Phygital only works when your in-store and digital data talk to each other. Customer purchase history, browsing behaviour, loyalty points, and returns — all of it needs to be visible in one place, accessible to associates on the floor and algorithms in the cloud simultaneously. 30–45% of US consumers now use AI for product research and comparison — which means the data trail starts long before a customer walks through your door.

2. Experience-led physical spaces

IKEA, Dollar General and Family Dollar have pioneered small-format, urban-centric stores using AR and community-based pop-ups to maximise reach without substantial physical investment. The store’s job is no longer just to sell. It’s to create the kind of moment no algorithm can replicate — and let the digital layer handle the conversion.

3. Frictionless fulfillment

BOPIS and BORIS (Buy Online, Pick up / Return In-Store) aren’t just convenient — they’re the structural glue between channels. Retailers must have real-time visibility into supply across all channels to facilitate these services. The technology is the last 20%. The operational transformation is the first 80%.

What leaders get wrong

Most brands approach phygital as a technology project. They install a smart screen. They launch an app. They add a QR code to the shelf. Then they wonder why nothing changed.

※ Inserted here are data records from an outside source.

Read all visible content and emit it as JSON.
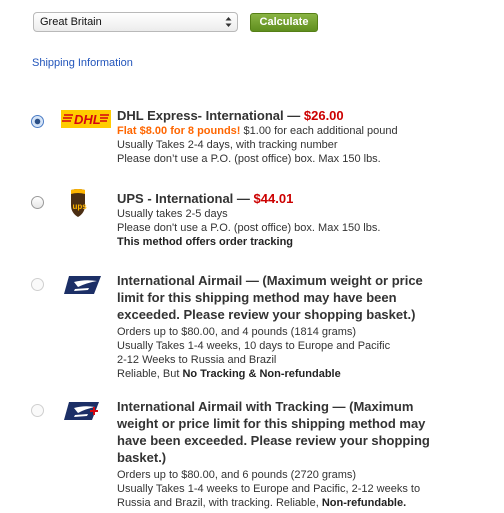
{
  "controls": {
    "country_selected": "Great Britain",
    "calculate_label": "Calculate",
    "shipping_info_link": "Shipping Information"
  },
  "options": [
    {
      "carrier": "DHL",
      "logo_text": "DHL",
      "title": "DHL Express- International",
      "separator": " — ",
      "price": "$26.00",
      "promo": "Flat $8.00 for 8 pounds!",
      "promo_rest": " $1.00 for each additional pound",
      "lines": [
        "Usually Takes 2-4 days, with tracking number",
        "Please don’t use a P.O. (post office) box. Max 150 lbs."
      ],
      "selected": true,
      "disabled": false
    },
    {
      "carrier": "UPS",
      "logo_text": "ups",
      "title": "UPS - International",
      "separator": " — ",
      "price": "$44.01",
      "lines": [
        "Usually takes 2-5 days",
        "Please don't use a P.O. (post office) box. Max 150 lbs."
      ],
      "bold_line": "This method offers order tracking",
      "selected": false,
      "disabled": false
    },
    {
      "carrier": "USPS",
      "title_lines": [
        "International Airmail — (Maximum weight or price",
        "limit for this shipping method may have been",
        "exceeded. Please review your shopping basket.)"
      ],
      "lines": [
        "Orders up to $80.00, and 4 pounds (1814 grams)",
        "Usually Takes 1-4 weeks, 10 days to Europe and Pacific",
        "2-12 Weeks to Russia and Brazil"
      ],
      "last_line_plain": "Reliable, But ",
      "last_line_bold": "No Tracking & Non-refundable",
      "selected": false,
      "disabled": true
    },
    {
      "carrier": "USPS",
      "title_lines": [
        "International Airmail with Tracking — (Maximum",
        "weight or price limit for this shipping method may",
        "have been exceeded. Please review your shopping",
        "basket.)"
      ],
      "lines": [
        "Orders up to $80.00, and 6 pounds (2720 grams)",
        "Usually Takes 1-4 weeks to Europe and Pacific, 2-12 weeks to"
      ],
      "last_line_plain": "Russia and Brazil, with tracking. Reliable, ",
      "last_line_bold": "Non-refundable.",
      "selected": false,
      "disabled": true
    }
  ],
  "colors": {
    "price": "#cc0000",
    "promo": "#ff6600",
    "button": "#6a9a25",
    "link": "#2255bb",
    "dhl_yellow": "#ffcc00",
    "dhl_red": "#d40511",
    "ups_brown": "#4b2e13",
    "usps_navy": "#1c2f66"
  }
}
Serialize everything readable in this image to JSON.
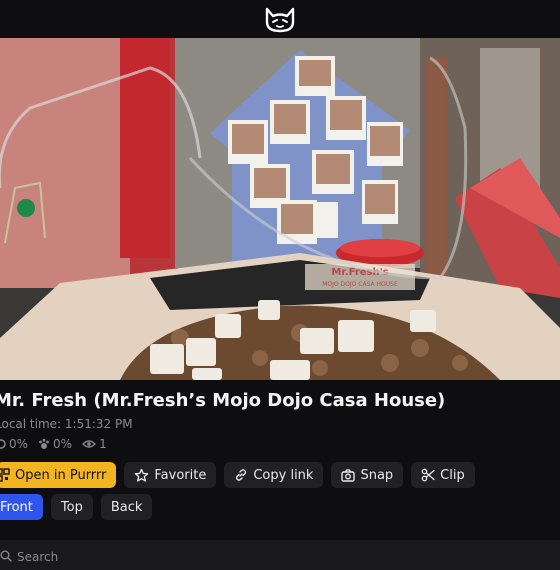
{
  "header": {
    "logo_icon": "cat-face-logo-icon"
  },
  "stream": {
    "title": "Mr. Fresh (Mr.Fresh’s Mojo Dojo Casa House)",
    "local_time": "Local time: 1:51:32 PM",
    "stats": [
      {
        "icon": "percent-icon",
        "value": "0%"
      },
      {
        "icon": "paw-icon",
        "value": "0%"
      },
      {
        "icon": "eye-icon",
        "value": "1"
      }
    ],
    "image_overlay_text": {
      "mat_brand": "Mr.Fresh's",
      "mat_sub": "MOJO DOJO CASA HOUSE"
    }
  },
  "actions": {
    "open_label": "Open in Purrrr",
    "favorite_label": "Favorite",
    "copy_link_label": "Copy link",
    "snap_label": "Snap",
    "clip_label": "Clip"
  },
  "camera_controls": {
    "front_label": "Front",
    "top_label": "Top",
    "back_label": "Back",
    "selected": "Front"
  },
  "search": {
    "placeholder": "Search"
  },
  "colors": {
    "background": "#0e0e10",
    "button": "#212124",
    "primary_button": "#f2b51f",
    "selected_button": "#2f55ee",
    "muted_text": "#8a8a8e"
  }
}
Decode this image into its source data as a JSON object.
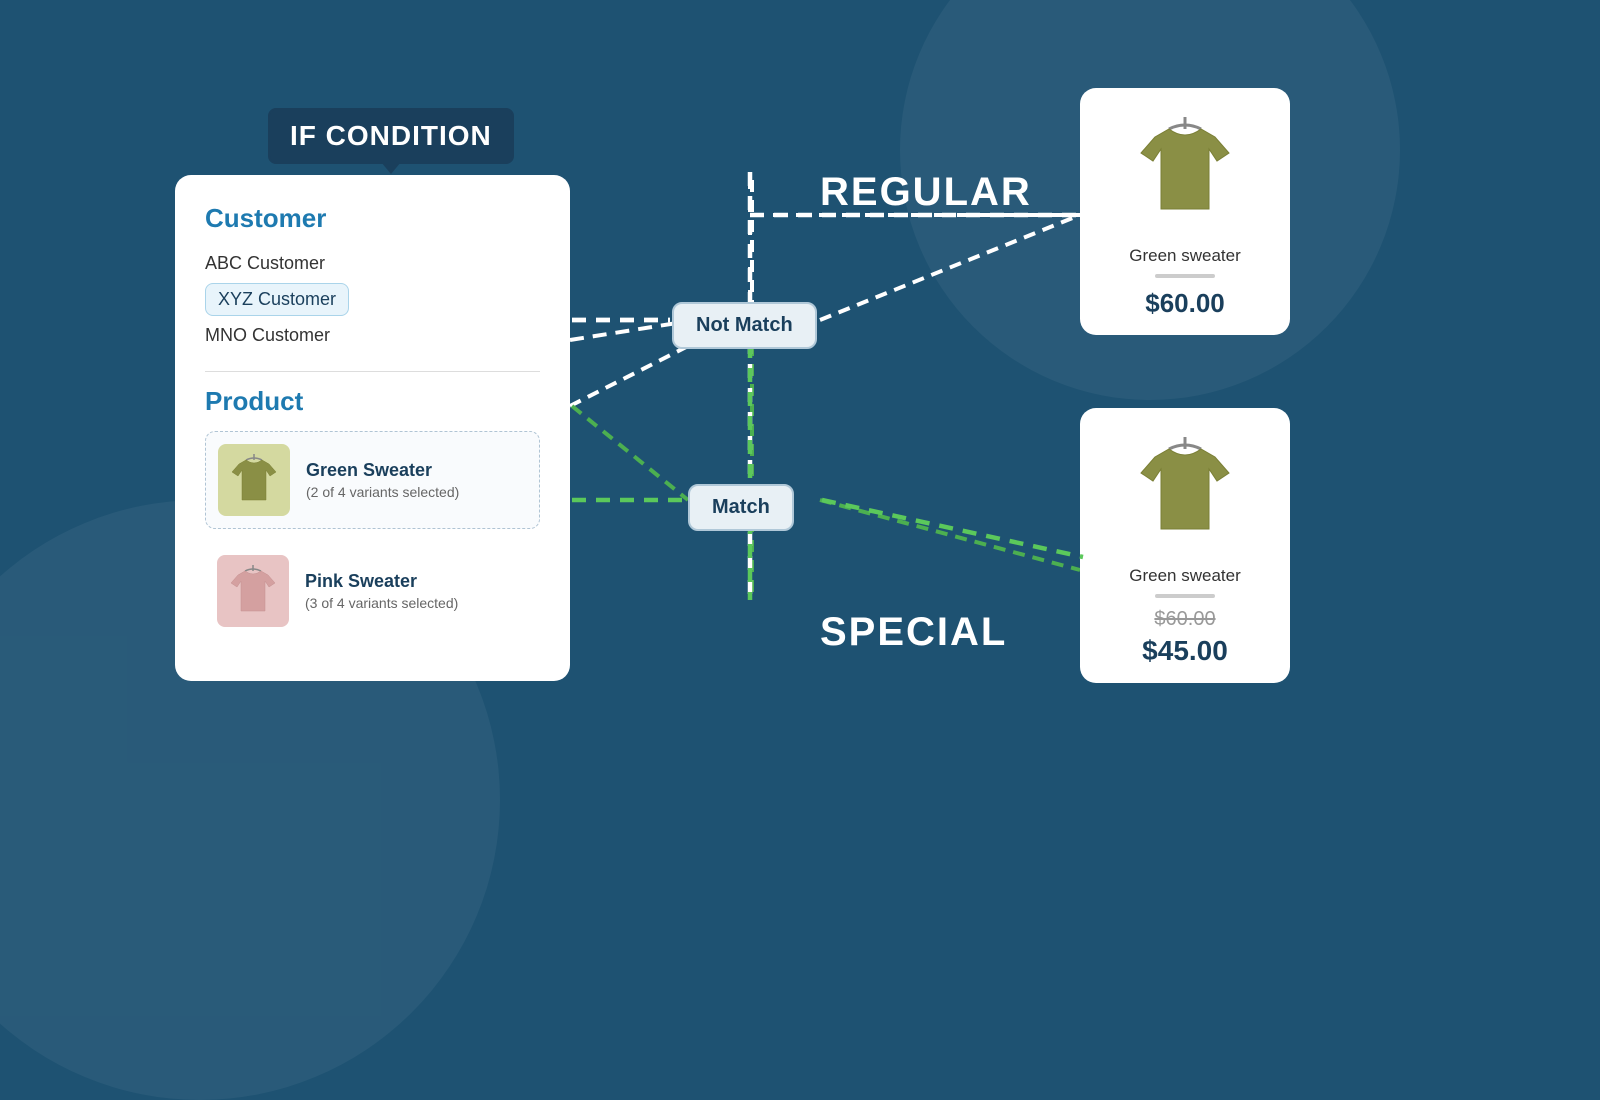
{
  "badge": {
    "label": "IF CONDITION"
  },
  "panel": {
    "customer_section": {
      "title": "Customer",
      "items": [
        {
          "name": "ABC Customer",
          "selected": false
        },
        {
          "name": "XYZ Customer",
          "selected": true
        },
        {
          "name": "MNO Customer",
          "selected": false
        }
      ]
    },
    "product_section": {
      "title": "Product",
      "items": [
        {
          "name": "Green Sweater",
          "variants": "(2 of 4 variants selected)",
          "type": "green"
        },
        {
          "name": "Pink Sweater",
          "variants": "(3 of 4 variants selected)",
          "type": "pink"
        }
      ]
    }
  },
  "nodes": {
    "not_match": "Not Match",
    "match": "Match"
  },
  "labels": {
    "regular": "REGULAR",
    "special": "SPECIAL"
  },
  "cards": {
    "regular": {
      "name": "Green sweater",
      "price": "$60.00"
    },
    "special": {
      "name": "Green sweater",
      "original_price": "$60.00",
      "special_price": "$45.00"
    }
  }
}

The mistake is leading with tools instead of journeys. Phygital is not about what you install. It’s about how a customer feels as they move from awareness to purchase to loyalty — across every surface, without ever noticing a gap.

 

 

By the numbers

Only 12% of Indian retailers

have integrated any form of immersive tech into their digital presence — with most SMEs citing cost, lack of internal tech talent and ROI concerns. The brands waiting for perfect conditions are already falling behind those experimenting imperfectly.

The road ahead

By 2026, the phygital brand ambassador — a fusion of AI, adaptive intelligence and real-time connectivity — is becoming a defining competitive advantage. Retailers who embrace this will transform stores into data-rich, personalised, experience-led environments where the future of retail isn’t just transactional — it’s unforgettable.

The retailers who will win the next decade are not those who build the best website or the most beautiful store. They are the ones who make both feel like one.

The Retail A:Rise perspective

At Retail A:Rise, we see this play out in every conversation among our community — from leaders in Mumbai and Bengaluru to Singapore, Dubai and New York. The phygital shift isn’t theoretical. It’s the lived reality of every brand in our network navigating this transformation right now.

The question is no longer whether to go phygital. It’s how fast — and how well.